Switch to Threaded View
Hadoop, mail # user - Determine the key of Map function


Copy link to this message
-
Re: Determine the key of Map function
Jay Vyas 2012-04-24, 03:52
Ahh... Well than the key will be teacher, and the value will simply be

<-1 * # students, class_id> .

Then, you will see in the reducer that the first 3 entries will always be
the ones you wanted.

On Mon, Apr 23, 2012 at 10:17 PM, Lac Trung <[EMAIL PROTECTED]> wrote:

> Hi Jay !
> I think it's a bit difference here.
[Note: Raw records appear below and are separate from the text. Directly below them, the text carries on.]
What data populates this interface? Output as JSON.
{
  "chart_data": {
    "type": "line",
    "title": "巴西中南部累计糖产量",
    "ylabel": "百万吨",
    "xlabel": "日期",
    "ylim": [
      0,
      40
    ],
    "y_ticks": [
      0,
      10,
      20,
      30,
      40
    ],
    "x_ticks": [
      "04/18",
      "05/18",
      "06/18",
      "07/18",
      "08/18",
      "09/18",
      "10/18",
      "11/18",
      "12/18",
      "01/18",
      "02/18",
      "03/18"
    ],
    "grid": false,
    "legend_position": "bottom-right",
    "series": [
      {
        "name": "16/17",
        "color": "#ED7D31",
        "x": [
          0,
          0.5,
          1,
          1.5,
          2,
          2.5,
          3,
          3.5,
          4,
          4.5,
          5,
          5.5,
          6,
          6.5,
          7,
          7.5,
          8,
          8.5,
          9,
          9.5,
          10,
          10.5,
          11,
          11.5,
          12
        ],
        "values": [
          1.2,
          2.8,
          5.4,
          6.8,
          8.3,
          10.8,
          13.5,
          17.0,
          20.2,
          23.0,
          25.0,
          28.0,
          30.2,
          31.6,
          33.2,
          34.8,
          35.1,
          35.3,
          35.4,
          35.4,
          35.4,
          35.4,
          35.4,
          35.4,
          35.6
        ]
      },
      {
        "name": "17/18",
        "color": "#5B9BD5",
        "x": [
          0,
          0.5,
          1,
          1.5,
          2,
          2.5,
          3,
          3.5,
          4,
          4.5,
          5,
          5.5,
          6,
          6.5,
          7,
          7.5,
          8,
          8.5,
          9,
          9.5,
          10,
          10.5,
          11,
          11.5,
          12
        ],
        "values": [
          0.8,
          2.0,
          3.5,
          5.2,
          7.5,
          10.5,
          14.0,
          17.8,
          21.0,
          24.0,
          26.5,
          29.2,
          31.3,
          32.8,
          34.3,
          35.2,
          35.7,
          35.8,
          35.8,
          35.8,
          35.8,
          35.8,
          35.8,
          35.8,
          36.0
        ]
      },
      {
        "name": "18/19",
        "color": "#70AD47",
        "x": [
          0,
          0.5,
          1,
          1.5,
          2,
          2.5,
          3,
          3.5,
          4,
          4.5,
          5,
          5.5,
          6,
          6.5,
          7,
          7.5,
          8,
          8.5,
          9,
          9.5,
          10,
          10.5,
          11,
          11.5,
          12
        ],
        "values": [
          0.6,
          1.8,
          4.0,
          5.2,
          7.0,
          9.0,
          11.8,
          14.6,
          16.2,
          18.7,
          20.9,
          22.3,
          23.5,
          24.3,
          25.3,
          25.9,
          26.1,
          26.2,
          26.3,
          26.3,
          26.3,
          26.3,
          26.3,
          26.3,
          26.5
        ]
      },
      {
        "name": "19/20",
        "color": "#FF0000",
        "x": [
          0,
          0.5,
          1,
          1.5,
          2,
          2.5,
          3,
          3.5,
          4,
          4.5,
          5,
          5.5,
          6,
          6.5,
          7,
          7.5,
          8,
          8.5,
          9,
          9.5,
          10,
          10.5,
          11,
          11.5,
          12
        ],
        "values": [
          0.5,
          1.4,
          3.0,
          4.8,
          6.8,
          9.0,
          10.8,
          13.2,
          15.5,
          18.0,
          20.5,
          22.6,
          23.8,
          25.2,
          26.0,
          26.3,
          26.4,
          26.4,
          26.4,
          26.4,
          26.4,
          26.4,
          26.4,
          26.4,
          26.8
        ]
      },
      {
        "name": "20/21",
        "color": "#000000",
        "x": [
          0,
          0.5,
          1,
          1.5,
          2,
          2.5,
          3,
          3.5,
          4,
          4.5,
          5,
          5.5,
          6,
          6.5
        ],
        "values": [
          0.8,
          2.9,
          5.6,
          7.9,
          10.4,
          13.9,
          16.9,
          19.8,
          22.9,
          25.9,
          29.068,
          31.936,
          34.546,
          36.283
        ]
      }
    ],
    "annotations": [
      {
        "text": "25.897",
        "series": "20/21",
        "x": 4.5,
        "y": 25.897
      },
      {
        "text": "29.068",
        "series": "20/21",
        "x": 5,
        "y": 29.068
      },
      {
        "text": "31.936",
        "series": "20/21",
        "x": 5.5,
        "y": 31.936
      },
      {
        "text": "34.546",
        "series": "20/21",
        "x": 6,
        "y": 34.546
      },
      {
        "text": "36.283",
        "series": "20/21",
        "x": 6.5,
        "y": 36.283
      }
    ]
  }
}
I want to get 30 classId for each
> teacherId that have most students.
> For example : get 3 classId.
> (File1)
> 1) Teacher1, Class11, 30
> 2) Teacher1, Class12, 29
> 3) Teacher1, Class13, 28
> 4) Teacher1, Class14, 27
> ... n ...
>
> n+1) Teacher2, Class21, 45
> n+2) Teacher2, Class22, 44
> n+3) Teacher2, Class23, 43
> n+4) Teacher2, Class24, 42
> ... n+m ...
>
> => return 3 line 1, 2, 3 for Teacher1 and line n+1, n+2, n+3 for Teacher2
>
>
> Vào 09:52 Ngày 24 tháng 4 năm 2012, Jay Vyas <[EMAIL PROTECTED]> đã
> viết:
>
> > Its somewhat tricky to understand exactly what you need from your
> > explanation, but I believe you want teachers who have the most students
> in
> > a given class.  So for English, i have 10 teachers teaching the class -
> and
> > i want the ones with the highes # of students.
> >
> > You can output key= <classid>, value=<-1*#ofstudent,teacherid> as the
> > values.
> >
> > The values will then be sorted, by # of students.  You can thus pick
> > teacher in the the first value of your reducer, and that will be the
> > teacher for class id = xyz , with the highes number of students.
> >
> > You can also be smart in your mapper by running a combiner to remove the
> > teacherids who are clearly not maximal.
> >
> > On Mon, Apr 23, 2012 at 9:38 PM, Lac Trung <[EMAIL PROTECTED]>
> wrote:
> >
> > > Hello everyone !
> > >
> > > I have a problem with MapReduce [:(] like that :
> > > I have 4 file input with 3 fields : teacherId, classId, numberOfStudent
> > > (numberOfStudent is ordered by desc for each teach)
> > > Output is top 30 classId that numberOfStudent is max for each teacher.
> > > My approach is MapReduce like Wordcount example. But I don't know how
> to
> > > determine key for map function.
> > > I run Wordcount example, understand its code but I have no experience
> at
> > > programming MapReduce.
> > >
> > > Can anyone help me to resolve this problem ?
> > > Thanks so much !
> > >
> > >
> > > --
> > > Lạc Trung
> > > 20083535
> > >
> >
> >
> >
> > --
> > Jay Vyas
> > MMSB/UCHC
> >
>
>
>
> --
> Lạc Trung
> 20083535
>

--
Jay Vyas
MMSB/UCHC